The documentary is called, “This ain’t no mouse music”.
Now Chris never precisely defines what mouse music is, but if you listen to what really turns him on, you can come up with a pretty good definition of what it ain’t.
He likes his music raw. He likes it wild and unencumbered. He likes it original and prefers it fast and reasonably loud. The stuff that makes you jump out of your seat and shout and clap your hands.
And his music catalogue looks exactly like the records that I used to buy in the used record stores for $.50 or a buck back in the late sixties and seventies, when my musical tastes were developing and I knew that the pablum my friends were ingesting on the radio did not register on the inside of my heart, but this stuff did!
I remember the first time I heard Big Mama Thornton singing the blues, a song called “black rat”. The shivers went up and down my spine. This here was no prepackaged music by committee…This here was life!
And the music rolled across that screen from every corner of the American tradition. Delta blues singers like Lightnight Hopkins, Mance Lipscomb, (Tom Moore blues), Fred McDowell, Big Joe Williams, Old Country and bluegrass: our own Rose Maddox and the Maddox brothers, Del McCoury, Laurie Lewis, Gospel, the Rev. Louis Overstreet (workin’ on a building)New Orleans Brass bands Treme brass band, Preservation hall Jazz band, the New Orleans ragtime orchestra Zydeco buckwheat Zydeco, Cajun Clifton Chenier Jimmy Rimington and the creole all-stars, Polka, barbershop, Norteno, Tex- Mex The Texas tornados, and the greatest accordion player on the planet Flaco Jimenez old time fiddling, and our favorite anthem from Woodstock, I feel like I’m fixin’ to die rag Country Joe McDonald and the fish.

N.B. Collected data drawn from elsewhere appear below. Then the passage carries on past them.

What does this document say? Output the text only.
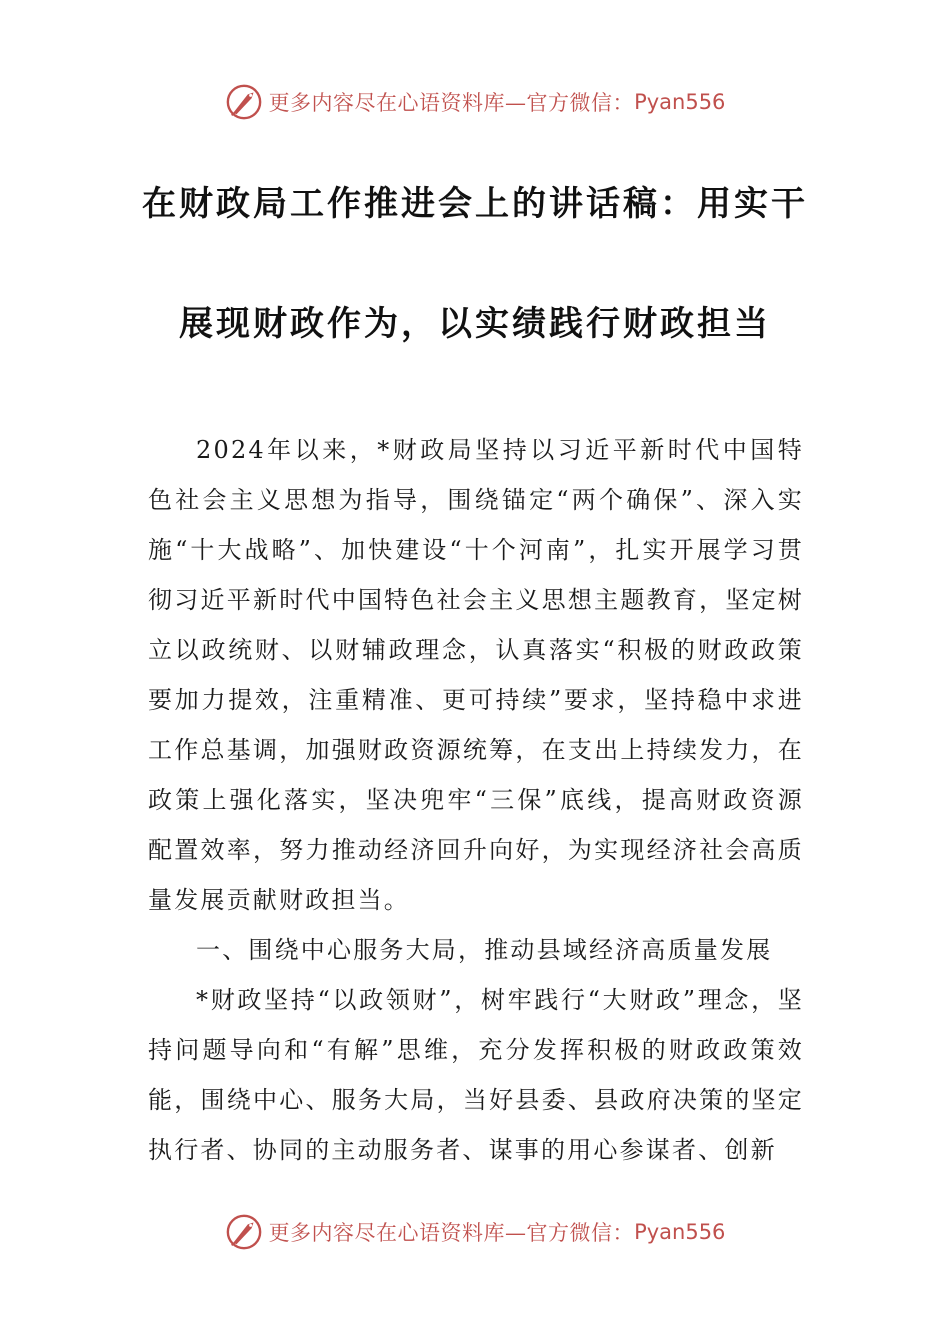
更多内容尽在心语资料库—官方微信： Pyan556
在财政局工作推进会上的讲话稿：用实干
展现财政作为，以实绩践行财政担当

2024年以来，*财政局坚持以习近平新时代中国特色社会主义思想为指导，围绕锚定“两个确保”、深入实施“十大战略”、加快建设“十个河南”，扎实开展学习贯彻习近平新时代中国特色社会主义思想主题教育，坚定树立以政统财、以财辅政理念，认真落实“积极的财政政策要加力提效，注重精准、更可持续”要求，坚持稳中求进工作总基调，加强财政资源统筹，在支出上持续发力，在政策上强化落实，坚决兜牢“三保”底线，提高财政资源配置效率，努力推动经济回升向好，为实现经济社会高质量发展贡献财政担当。

一、围绕中心服务大局，推动县域经济高质量发展

*财政坚持“以政领财”，树牢践行“大财政”理念，坚持问题导向和“有解”思维，充分发挥积极的财政政策效能，围绕中心、服务大局，当好县委、县政府决策的坚定执行者、协同的主动服务者、谋事的用心参谋者、创新

更多内容尽在心语资料库—官方微信： Pyan556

I’m tellin’ you, when I watched this, I was tired, and this documentary was long, and I was in desperate need of a good nights’ sleep, but I couldn’t turn it off till the last fiddle faded into the credits. It was like watching a movie of some of the best parts of my life, to say nothing of a large percentage of my C.D. boxes.
Now this music we love, it ain’t the most popular music on the radio. The percentage of people who listen to it is small, and a lot of them wonder what’s wrong with us for liking it. I reckon it’s because they’ve spent too much of their lives in gray flannel suits listening to homogenized orchestrations of pop standards on elevators.
I guess some folks just look at the trees and never think a lot about the roots that nourish them and give them their life.
I like blue grass, and I like gospel, and old country, and delta blues and Ry Cooder and Flaco jimenez., and swing, and the music of LIFE. I’m Getting old. I want something that keeps my blood pumping.
Thank you Chris Strachwitz. Thank you Arhoolie Records. Check out there catalog. There’s a lot of joy in there. It will make you smile.